Dr. Hans Frenzel - A successful visionary (Codex Alimentarius Europaeus, Worldwide Codex Alimentarius) [Dr. Hans Frenzel - Ein erfolgreicher Visionär (Codex Alimentarius Europaeus, Weltweiter Codex Alimentarius)]
Vojir F.,Bundesministerium fur Gesundheit |
Schubl E.,Bundesministerium fur Gesundheit
Ernahrung | Year: 2012
Dr. Hans Frenzel was a public figure in Austria who had significant influence on the development of the European Codex Alimentarius and furthermore on the development of the worldwide Codex Alimentarius. Before World War II he was director of the official market control of Linz. After the war he became minister for public alimentation and later on president of the Austrian court of auditors while also serving as member of the Austrian Codex Commission and later on chairing the commission. During his chairmanship he developed the idea of creating a European Codex Alimentarius Commission and put it into practice with the consent of the European states by installing the European Council of the Codex Alimentarius Europaeus in 1958 to which he was elected chair. Following the idea of the Austrian Codex, the rapidly developing regional Codex for Europe was, among other things, decisive for the intensified efforts undertaken by FAO and WHO in realising their goal of a worldwide codex.
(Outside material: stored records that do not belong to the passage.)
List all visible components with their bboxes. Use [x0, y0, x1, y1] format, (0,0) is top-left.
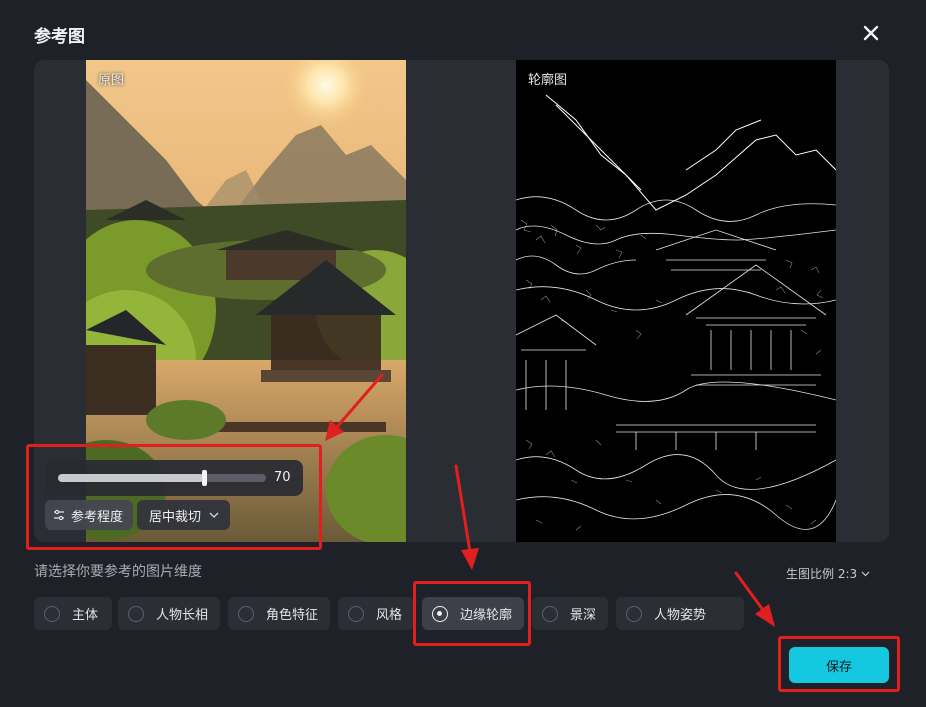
radio-icon	[238, 605, 254, 622]
slider-track[interactable]	[58, 470, 266, 486]
option-label: 景深	[570, 608, 597, 623]
radio-icon	[542, 605, 558, 622]
option-label: 人物姿势	[654, 608, 707, 623]
strength-value: 70	[274, 470, 291, 485]
option-style[interactable]: 风格	[338, 597, 415, 630]
radio-selected-icon	[432, 605, 448, 622]
radio-icon	[626, 605, 642, 622]
chevron-down-icon	[209, 512, 219, 518]
option-label: 边缘轮廓	[460, 608, 513, 623]
original-label: 原图	[98, 73, 125, 88]
slider-thumb[interactable]	[201, 470, 207, 486]
crop-label: 居中裁切	[149, 509, 202, 525]
radio-icon	[128, 605, 144, 622]
strength-button[interactable]: 参考程度	[45, 500, 133, 530]
dialog-title: 参考图	[34, 27, 85, 47]
option-label: 角色特征	[266, 608, 319, 623]
radio-icon	[348, 605, 364, 622]
radio-icon	[44, 605, 60, 622]
option-label: 主体	[72, 608, 99, 623]
strength-label: 参考程度	[71, 509, 124, 525]
slider-fill	[58, 474, 204, 482]
reference-controls: 70 参考程度 居中裁切	[45, 460, 303, 532]
ratio-label: 生图比例 2:3	[786, 567, 858, 581]
option-pose[interactable]: 人物姿势	[616, 597, 744, 630]
crop-select[interactable]: 居中裁切	[137, 500, 230, 530]
save-button[interactable]: 保存	[789, 647, 889, 683]
strength-slider[interactable]: 70	[45, 460, 303, 496]
option-subject[interactable]: 主体	[34, 597, 112, 630]
ratio-select[interactable]: 生图比例 2:3	[786, 565, 870, 582]
arrow-head	[461, 548, 479, 570]
edge-label: 轮廓图	[528, 73, 568, 88]
option-label: 人物长相	[156, 608, 209, 623]
arrow-head	[755, 604, 775, 627]
dimension-prompt: 请选择你要参考的图片维度	[34, 564, 202, 580]
option-depth[interactable]: 景深	[532, 597, 608, 630]
edge-image: 轮廓图	[516, 60, 836, 542]
close-icon[interactable]	[860, 22, 882, 44]
option-label: 风格	[376, 608, 403, 623]
chevron-down-icon	[861, 571, 870, 576]
adjust-icon	[54, 509, 64, 521]
option-face[interactable]: 人物长相	[118, 597, 220, 630]
option-character[interactable]: 角色特征	[228, 597, 330, 630]
option-edge[interactable]: 边缘轮廓	[422, 597, 524, 630]
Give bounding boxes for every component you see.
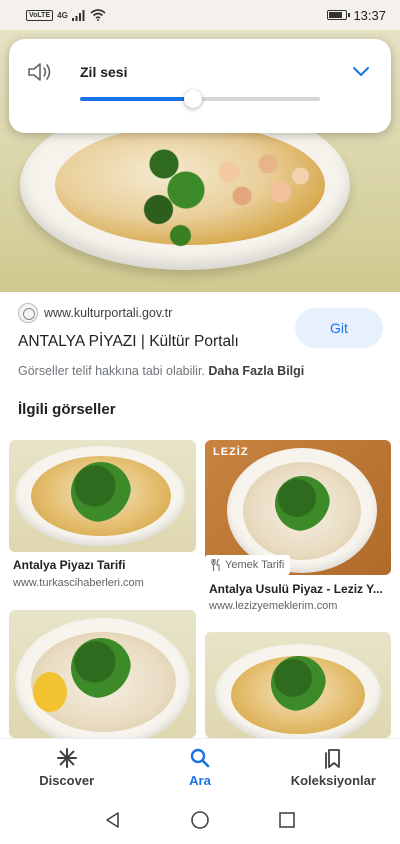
asterisk-icon — [56, 748, 77, 768]
related-title-2[interactable]: Antalya Usulü Piyaz - Leziz Y... — [209, 582, 387, 596]
bottom-nav: Discover Ara Koleksiyonlar — [0, 738, 400, 796]
battery-icon — [327, 10, 351, 20]
speaker-icon[interactable] — [27, 61, 53, 83]
status-bar: VoLTE 4G 13:37 — [0, 0, 400, 30]
related-image-1[interactable] — [9, 440, 196, 552]
volume-slider-thumb[interactable] — [183, 90, 202, 108]
nav-discover[interactable]: Discover — [0, 739, 133, 796]
related-url-2: www.lezizyemeklerim.com — [209, 600, 338, 612]
leziz-logo: LEZİZ — [213, 446, 249, 458]
signal-icon — [71, 9, 85, 21]
related-title-1[interactable]: Antalya Piyazı Tarifi — [13, 558, 193, 572]
lemon-shape — [33, 672, 67, 712]
recipe-badge-label: Yemek Tarifi — [225, 559, 285, 571]
home-icon[interactable] — [190, 810, 210, 830]
status-right: 13:37 — [327, 8, 386, 23]
status-left: VoLTE 4G — [26, 9, 106, 21]
volume-label: Zil sesi — [80, 64, 128, 80]
nav-search-label: Ara — [189, 773, 211, 788]
copyright-text: Görseller telif hakkına tabi olabilir. — [18, 364, 205, 378]
visit-button[interactable]: Git — [295, 308, 383, 348]
volume-slider-fill — [80, 97, 193, 101]
site-url[interactable]: www.kulturportali.gov.tr — [44, 306, 172, 320]
wifi-icon — [90, 9, 106, 21]
fork-knife-icon — [211, 559, 220, 571]
nav-collections[interactable]: Koleksiyonlar — [267, 739, 400, 796]
search-icon — [190, 748, 210, 768]
clock: 13:37 — [353, 7, 386, 23]
recents-icon[interactable] — [277, 810, 297, 830]
nav-collections-label: Koleksiyonlar — [290, 773, 376, 788]
bookmarks-icon — [325, 749, 341, 769]
volte-indicator: VoLTE — [26, 9, 54, 21]
recipe-badge: Yemek Tarifi — [205, 555, 291, 575]
herbs-shape — [120, 125, 230, 255]
back-icon[interactable] — [103, 810, 123, 830]
related-image-3[interactable] — [9, 610, 196, 738]
related-heading: İlgili görseller — [18, 401, 116, 418]
network-type: 4G — [57, 10, 68, 20]
result-title[interactable]: ANTALYA PİYAZI | Kültür Portalı — [18, 333, 239, 351]
volume-slider[interactable] — [80, 90, 320, 108]
related-image-4[interactable] — [205, 632, 391, 738]
nav-discover-label: Discover — [39, 773, 95, 788]
copyright-notice: Görseller telif hakkına tabi olabilir. D… — [18, 364, 304, 378]
site-logo — [18, 303, 38, 323]
volume-panel: Zil sesi — [9, 39, 391, 133]
source-row[interactable]: www.kulturportali.gov.tr — [18, 303, 172, 323]
nav-search[interactable]: Ara — [133, 739, 266, 796]
more-info-link[interactable]: Daha Fazla Bilgi — [208, 364, 304, 378]
chevron-down-icon[interactable] — [351, 63, 371, 79]
related-url-1: www.turkascihaberleri.com — [13, 577, 144, 589]
system-nav-bar — [0, 796, 400, 844]
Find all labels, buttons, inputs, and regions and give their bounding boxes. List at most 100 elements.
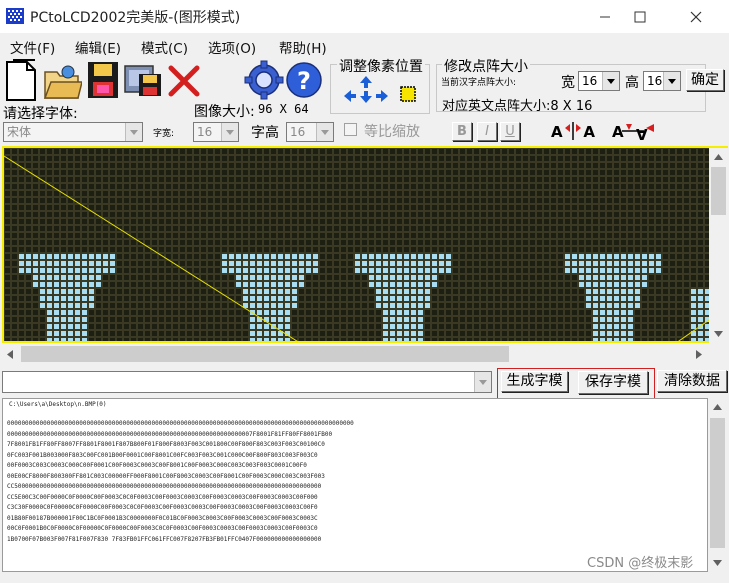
arrow-left-icon <box>344 90 356 102</box>
height-label: 高 <box>625 75 639 91</box>
canvas-vertical-scrollbar[interactable] <box>709 148 728 343</box>
scroll-up-icon[interactable] <box>708 398 727 416</box>
output-hex-line: 0FC003F001B003000F803C00FC001B00F0001C00… <box>7 451 318 459</box>
svg-text:A: A <box>583 123 595 141</box>
window-title: PCtoLCD2002完美版-(图形模式) <box>30 10 241 26</box>
output-hex-line: 00C0F0001B0C0F0000C0F00000C0F0000C00F000… <box>7 525 318 532</box>
output-file-select[interactable] <box>2 371 492 393</box>
chevron-down-icon <box>663 72 680 90</box>
settings-button[interactable] <box>244 60 284 100</box>
generate-button[interactable]: 生成字模 <box>501 371 568 392</box>
new-file-icon <box>6 59 36 101</box>
output-hex-line: C3C30F0000C0F00000C0F0000C00F0003C0C0F00… <box>7 504 318 511</box>
maximize-icon <box>634 11 646 22</box>
chevron-down-icon <box>474 372 491 392</box>
proportional-checkbox[interactable] <box>344 123 357 136</box>
scroll-thumb[interactable] <box>710 418 725 548</box>
watermark: CSDN @终极末影龙 <box>585 552 707 571</box>
flip-horizontal-button[interactable]: A A <box>548 120 598 142</box>
pixel-canvas[interactable] <box>2 146 728 343</box>
output-hex-line: 7F8001FB1FF80FF8007FF8801F8001F807B800F0… <box>7 441 325 448</box>
scroll-down-icon[interactable] <box>709 325 728 343</box>
gear-icon <box>244 60 284 100</box>
app-icon <box>6 8 24 24</box>
canvas-horizontal-scrollbar[interactable] <box>0 344 729 364</box>
output-text-area[interactable]: C:\Users\a\Desktop\n.BMP(0) 000000000000… <box>2 398 708 572</box>
output-hex-line: CC50000000000000000000000000000000000000… <box>7 483 322 490</box>
char-height-label: 字高 <box>251 125 279 141</box>
output-hex-line: 00F0003C003C0003C000C00F0001C00F0003C000… <box>7 462 307 469</box>
bold-button[interactable]: B <box>452 122 472 141</box>
svg-text:A: A <box>551 123 563 141</box>
scroll-up-icon[interactable] <box>709 148 728 166</box>
pixel-grid <box>4 148 717 341</box>
save-bitmap-button[interactable] <box>123 60 165 100</box>
adjust-pixel-label: 调整像素位置 <box>337 56 425 76</box>
char-width-label: 字宽: <box>153 129 175 139</box>
char-width-value: 16 <box>197 125 213 139</box>
center-button[interactable] <box>397 84 419 104</box>
arrow-down-icon <box>360 91 372 103</box>
confirm-button[interactable]: 确定 <box>686 69 724 91</box>
scroll-right-icon[interactable] <box>689 344 709 364</box>
menu-mode[interactable]: 模式(C) <box>141 37 188 57</box>
char-width-select[interactable]: 16 <box>193 122 239 142</box>
clear-button[interactable]: 清除数据 <box>657 370 727 392</box>
menu-edit[interactable]: 编辑(E) <box>75 37 121 57</box>
underline-button[interactable]: U <box>500 122 520 141</box>
minimize-icon <box>600 16 610 17</box>
save-disk-button[interactable] <box>86 60 120 100</box>
scroll-left-icon[interactable] <box>0 344 20 364</box>
width-label: 宽 <box>561 75 575 91</box>
menu-help[interactable]: 帮助(H) <box>279 37 327 57</box>
picture-save-icon <box>124 65 161 96</box>
char-height-value: 16 <box>290 125 306 139</box>
chevron-down-icon <box>316 123 333 141</box>
image-size-label: 图像大小: <box>194 104 255 120</box>
matrix-height-select[interactable]: 16 <box>643 71 681 91</box>
scroll-thumb[interactable] <box>711 167 726 215</box>
move-left-button[interactable] <box>343 88 357 102</box>
matrix-height-value: 16 <box>647 74 663 88</box>
save-disk-icon <box>88 62 118 98</box>
svg-text:A: A <box>612 123 624 141</box>
delete-button[interactable] <box>167 64 201 98</box>
select-font-label: 请选择字体: <box>3 106 78 122</box>
output-hex-line: 1B0700F07B003F007F81F007F830 7F83FB01FFC… <box>7 535 322 543</box>
output-hex-block: 0000000000000000000000000000000000000000… <box>7 419 354 545</box>
en-matrix-label: 对应英文点阵大小:8 X 16 <box>442 99 593 114</box>
maximize-button[interactable] <box>615 0 665 33</box>
current-cn-matrix-label: 当前汉字点阵大小: <box>441 78 517 88</box>
menu-options[interactable]: 选项(O) <box>208 37 256 57</box>
menu-bar: 文件(F) 编辑(E) 模式(C) 选项(O) 帮助(H) <box>0 34 729 57</box>
chevron-down-icon <box>221 123 238 141</box>
italic-button[interactable]: I <box>477 122 497 141</box>
char-height-select[interactable]: 16 <box>286 122 334 142</box>
matrix-width-value: 16 <box>582 74 598 88</box>
help-button[interactable]: ? <box>285 60 323 100</box>
new-file-button[interactable] <box>5 58 43 102</box>
flip-vertical-button[interactable]: A A <box>608 120 658 143</box>
close-button[interactable] <box>671 0 721 33</box>
output-hex-line: CC5E00C3C00F0000C0F0000C00F0003C0C0F0003… <box>7 493 318 501</box>
save-button[interactable]: 保存字模 <box>578 371 648 394</box>
center-select-icon <box>400 86 416 102</box>
move-down-button[interactable] <box>359 89 373 103</box>
output-path-line: C:\Users\a\Desktop\n.BMP(0) <box>9 401 107 408</box>
move-right-button[interactable] <box>375 88 389 102</box>
output-hex-line: 0000000000000000000000000000000000000000… <box>7 430 333 438</box>
scroll-thumb[interactable] <box>21 346 509 362</box>
help-icon: ? <box>286 62 322 98</box>
font-value: 宋体 <box>7 125 32 139</box>
move-up-button[interactable] <box>359 74 373 88</box>
open-file-button[interactable] <box>42 58 83 102</box>
arrow-up-icon <box>360 76 372 88</box>
image-size-value: 96 X 64 <box>258 102 309 116</box>
matrix-width-select[interactable]: 16 <box>578 71 620 91</box>
output-vertical-scrollbar[interactable] <box>708 398 727 572</box>
title-bar: PCtoLCD2002完美版-(图形模式) <box>0 0 729 33</box>
font-select[interactable]: 宋体 <box>3 122 143 142</box>
scroll-down-icon[interactable] <box>708 554 727 572</box>
menu-file[interactable]: 文件(F) <box>10 37 55 57</box>
svg-text:?: ? <box>297 67 311 95</box>
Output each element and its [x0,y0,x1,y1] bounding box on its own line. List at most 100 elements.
In 1963, when the FAO/WHO Codex Alimentarius Commission became established the European Council of the Codex Alimentarius Europaeus was integrated in the Codex Alimentarius Commission as coordinating committee for Europe. Although elected chair of this regional group for Europe in 1965, Frenzel unfortunately was not able to perform this function for health reasons. He died in August 1966.